In legislating that women can marry men, but that men can’t, the government is providing a good or service to one segment of the population and denying it to the other, directly discriminating on the grounds of sex (and then again in reverse regarding who women can’t marry).
It’s direct in that it’s explicit, so it doesn’t need to pass a reasonableness test. To quote the direct discrimination definition again, unlawful, direct discrimination is deemed to have occurred when “the discriminator (the registrar) treats the aggrieved person (Ray or Peter) less favourably than, in circumstances that are the same or are not materially different, the discriminator treats or would treat a person of a different sex (Debbie).“
Whether the circumstances are “materially different” is subjective and will vary from person to person. To me they’re not: the only difference is sex, which is objectively materially different only in that the Mariage Act act makes it so, but the Sex Discrimination Act prohibits this as being lawfully materially different grounds for discrimination.
Marriage in Australia is administered by the Births, Deaths & Marriages department of each state government, in accordance with the federal government’s Marriage Act. Staff at these agencies are employed by the government, and under the Sex Discrimination Act an employer is seen to be as liable as the employee if the employee unlawfully discriminates because they are adhering to directives, policies or procedures.
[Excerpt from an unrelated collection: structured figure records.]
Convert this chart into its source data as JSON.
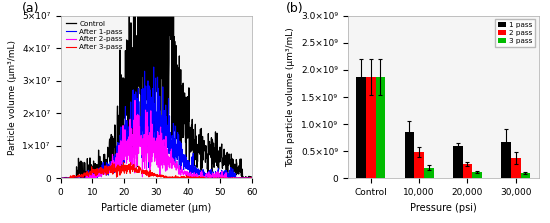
{
  "panel_a": {
    "title": "(a)",
    "xlabel": "Particle diameter (μm)",
    "ylabel": "Particle volume (μm³/mL)",
    "xlim": [
      0,
      60
    ],
    "ylim": [
      0,
      50000000.0
    ],
    "ytick_vals": [
      0,
      10000000.0,
      20000000.0,
      30000000.0,
      40000000.0,
      50000000.0
    ],
    "ytick_labels": [
      "0",
      "1×10⁷",
      "2×10⁷",
      "3×10⁷",
      "4×10⁷",
      "5×10⁷"
    ],
    "xticks": [
      0,
      10,
      20,
      30,
      40,
      50,
      60
    ],
    "lines": {
      "Control": {
        "color": "#000000",
        "lw": 0.9
      },
      "After 1-pass": {
        "color": "#0000ff",
        "lw": 0.8
      },
      "After 2-pass": {
        "color": "#ff00ff",
        "lw": 0.8
      },
      "After 3-pass": {
        "color": "#ff0000",
        "lw": 0.8
      }
    }
  },
  "panel_b": {
    "title": "(b)",
    "xlabel": "Pressure (psi)",
    "ylabel": "Total particle volume (μm³/mL)",
    "ylim": [
      0,
      3000000000.0
    ],
    "ytick_vals": [
      0,
      500000000.0,
      1000000000.0,
      1500000000.0,
      2000000000.0,
      2500000000.0,
      3000000000.0
    ],
    "ytick_labels": [
      "0",
      "0.5×10⁹",
      "1.0×10⁹",
      "1.5×10⁹",
      "2.0×10⁹",
      "2.5×10⁹",
      "3.0×10⁹"
    ],
    "categories": [
      "Control",
      "10,000",
      "20,000",
      "30,000"
    ],
    "pass_labels": [
      "1 pass",
      "2 pass",
      "3 pass"
    ],
    "bar_colors": [
      "#000000",
      "#ff0000",
      "#00bb00"
    ],
    "bar_values": [
      [
        1870000000.0,
        1870000000.0,
        1870000000.0
      ],
      [
        850000000.0,
        480000000.0,
        200000000.0
      ],
      [
        600000000.0,
        270000000.0,
        120000000.0
      ],
      [
        670000000.0,
        370000000.0,
        100000000.0
      ]
    ],
    "bar_errors": [
      [
        330000000.0,
        330000000.0,
        330000000.0
      ],
      [
        200000000.0,
        90000000.0,
        40000000.0
      ],
      [
        60000000.0,
        40000000.0,
        20000000.0
      ],
      [
        240000000.0,
        110000000.0,
        20000000.0
      ]
    ]
  }
}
The Act defines the government as the employer of all Commonwealth employees, and the statement “This section binds the Crown in right of the state” precludes both the State and Federal governments from immunity regarding this law.
So, if sex is the determining discriminator within the Marriage Act, and if Ray and Peter were denied a marriage licence on the grounds of their sex, and if sex is not exempted as lawful grounds for discrimination in the Sex Discrimination Act regarding the Marriage Act (I’m no lawyer, but it doesn’t appear to be) then for all practical purposes – if not legally – the registrar that denied their application was unlawfully discriminating and, as a result,so was the government.